Click to see example usage
# With Emmental, you need do following steps to perform learning:
# 1. Create task for each relations and EmmentalModel to learn those tasks.
# 2. Wrap candidates into EmmentalDataLoader for training.
# 3. Training and inference (prediction).

import emmental

# Collect word counter from candidates which is used in LSTM model.
word_counter = collect_word_counter(train_cands)

# Initialize Emmental. For customize Emmental, please check here:
# https://emmental.readthedocs.io/en/latest/user/config.html
emmental.init(fonduer.Meta.log_path)

#######################################################################
# 1. Create task for each relations and EmmentalModel to learn those tasks.
#######################################################################

# Generate special tokens which are used for LSTM model to locate mentions.
# In LSTM model, we pad sentence with special tokens to help LSTM to learn
# those mentions. Example:
# Original sentence: Then Barack married Michelle.
# ->  Then ~~[[1 Barack 1]]~~ married ~~[[2 Michelle 2]]~~.
arity = 2
special_tokens = []
for i in range(arity):
    special_tokens += [f"~~[[{i}", f"{i}]]~~"]

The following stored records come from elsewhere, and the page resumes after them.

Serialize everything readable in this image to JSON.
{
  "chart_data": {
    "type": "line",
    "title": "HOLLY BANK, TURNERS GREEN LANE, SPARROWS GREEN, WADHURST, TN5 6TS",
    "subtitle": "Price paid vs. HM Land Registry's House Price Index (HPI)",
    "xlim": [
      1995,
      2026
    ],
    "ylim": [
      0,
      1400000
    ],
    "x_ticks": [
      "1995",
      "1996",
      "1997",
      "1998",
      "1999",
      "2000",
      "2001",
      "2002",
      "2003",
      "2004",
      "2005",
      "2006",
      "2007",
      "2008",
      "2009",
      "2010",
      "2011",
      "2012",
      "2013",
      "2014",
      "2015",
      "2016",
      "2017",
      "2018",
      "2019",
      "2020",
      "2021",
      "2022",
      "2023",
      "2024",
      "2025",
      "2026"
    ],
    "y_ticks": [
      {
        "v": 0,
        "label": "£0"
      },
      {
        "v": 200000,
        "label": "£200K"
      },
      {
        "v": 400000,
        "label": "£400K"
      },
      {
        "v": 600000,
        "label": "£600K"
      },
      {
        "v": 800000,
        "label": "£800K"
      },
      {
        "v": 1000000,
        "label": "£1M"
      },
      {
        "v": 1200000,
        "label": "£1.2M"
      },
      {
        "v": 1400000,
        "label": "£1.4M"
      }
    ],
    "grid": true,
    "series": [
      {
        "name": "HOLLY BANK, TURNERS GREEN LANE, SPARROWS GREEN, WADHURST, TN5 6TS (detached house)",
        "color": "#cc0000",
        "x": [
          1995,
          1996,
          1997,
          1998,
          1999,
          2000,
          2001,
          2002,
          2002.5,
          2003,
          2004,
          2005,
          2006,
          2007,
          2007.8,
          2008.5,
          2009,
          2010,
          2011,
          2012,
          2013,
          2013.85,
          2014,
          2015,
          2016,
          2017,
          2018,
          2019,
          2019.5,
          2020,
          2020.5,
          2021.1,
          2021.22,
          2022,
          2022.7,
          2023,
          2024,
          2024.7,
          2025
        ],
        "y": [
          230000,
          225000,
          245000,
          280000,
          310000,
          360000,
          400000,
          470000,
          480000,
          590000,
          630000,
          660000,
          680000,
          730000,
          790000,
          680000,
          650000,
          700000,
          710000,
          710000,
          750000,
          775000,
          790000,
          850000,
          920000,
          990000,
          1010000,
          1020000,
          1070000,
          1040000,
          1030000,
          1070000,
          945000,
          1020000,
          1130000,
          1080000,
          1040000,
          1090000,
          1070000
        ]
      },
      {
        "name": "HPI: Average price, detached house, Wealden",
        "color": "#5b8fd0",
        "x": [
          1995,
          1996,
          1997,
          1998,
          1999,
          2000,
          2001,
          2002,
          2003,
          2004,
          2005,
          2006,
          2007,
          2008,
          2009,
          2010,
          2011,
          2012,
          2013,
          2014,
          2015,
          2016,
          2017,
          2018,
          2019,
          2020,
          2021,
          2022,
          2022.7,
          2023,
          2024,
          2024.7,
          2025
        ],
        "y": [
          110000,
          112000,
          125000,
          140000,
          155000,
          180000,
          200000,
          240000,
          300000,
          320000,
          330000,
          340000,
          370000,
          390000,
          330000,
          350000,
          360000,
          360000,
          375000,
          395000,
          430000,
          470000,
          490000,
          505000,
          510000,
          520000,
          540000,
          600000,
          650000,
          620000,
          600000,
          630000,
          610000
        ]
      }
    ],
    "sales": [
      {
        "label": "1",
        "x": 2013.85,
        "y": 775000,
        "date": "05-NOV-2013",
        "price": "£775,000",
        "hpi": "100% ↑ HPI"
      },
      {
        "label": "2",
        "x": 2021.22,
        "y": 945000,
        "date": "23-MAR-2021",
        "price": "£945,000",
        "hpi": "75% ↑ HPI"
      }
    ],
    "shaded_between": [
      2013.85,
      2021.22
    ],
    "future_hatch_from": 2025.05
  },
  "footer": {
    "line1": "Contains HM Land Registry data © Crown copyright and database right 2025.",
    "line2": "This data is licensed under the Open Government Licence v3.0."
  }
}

# Generate word embedding module for LSTM.
emb_layer = EmbeddingModule(
    word_counter=word_counter, word_dim=300, specials=special_tokens
)

# Create task for each relation.
tasks = create_task(
    ATTRIBUTE,
    2,
    F_train[0].shape[1],
    2,
    emb_layer,
    mode="mtl",
    model="LogisticRegression",
)

# Create Emmental model to learn the tasks.
model = EmmentalModel(name=f"{ATTRIBUTE}_task")

# Add tasks into model
for task in tasks:
    model.add_task(task)

#######################################################################
# 2. Wrap candidates into EmmentalDataLoader for training.
#######################################################################

# Here we only use the samples that have labels, which we filter out the
# samples that don't have significant marginals.
diffs = train_marginals.max(axis=1) - train_marginals.min(axis=1)
train_idxs = np.where(diffs > 1e-6)[0]

# Create a dataloader with weakly supervisied samples to learn the model.
train_dataloader = EmmentalDataLoader(
    task_to_label_dict={ATTRIBUTE: "labels"},
    dataset=FonduerDataset(
        ATTRIBUTE,
        train_cands[0],
        F_train[0],
        emb_layer.word2id,
        train_marginals,
        train_idxs,
    ),
    split="train",
    batch_size=100,
    shuffle=True,
)


# Create test dataloader to do prediction.
# Build test dataloader
test_dataloader = EmmentalDataLoader(
    task_to_label_dict={ATTRIBUTE: "labels"},
    dataset=FonduerDataset(
        ATTRIBUTE, test_cands[0], F_test[0], emb_layer.word2id, 2
    ),
    split="test",
    batch_size=100,
    shuffle=False,
)


#######################################################################
# 3. Training and inference (prediction).
#######################################################################

# Learning those tasks.
emmental_learner = EmmentalLearner()
emmental_learner.learn(model, [train_dataloader])

# Predict based the learned model.
test_preds = model.predict(test_dataloader, return_preds=True)

Changed

  • @senwu: Switch to Emmental as the default learning engine.
  • @HiromuHota: Change ABSTAIN to -1 to be compatible with Snorkel of 0.9.X. Accordingly, user-defined labels should now be 0-indexed (used to be 1-indexed). (#310) (#320)
  • @HiromuHota: Use executemany_mode="batch" instead of deprecated use_batch_mode=True. (#358)
  • @HiromuHota: Use tqdm.notebook.tqdm instead of deprecated tqdm.tqdm_notebook. (#360)
  • @HiromuHota: To support ImageMagick7, expand the version range of Wand. (#373)
  • @HiromuHota: Comply with PEP 561 for type-checking codes that use Fonduer.
  • @HiromuHota: Make UDF.apply of all child classes unaware of the database backend, meaning PostgreSQL is not required if UDF.apply is directly used instead of UDFRunner.apply. (#316) (#368)

Fixed

  • @senwu: Fix mention extraction to return mention classes instead of data model classes.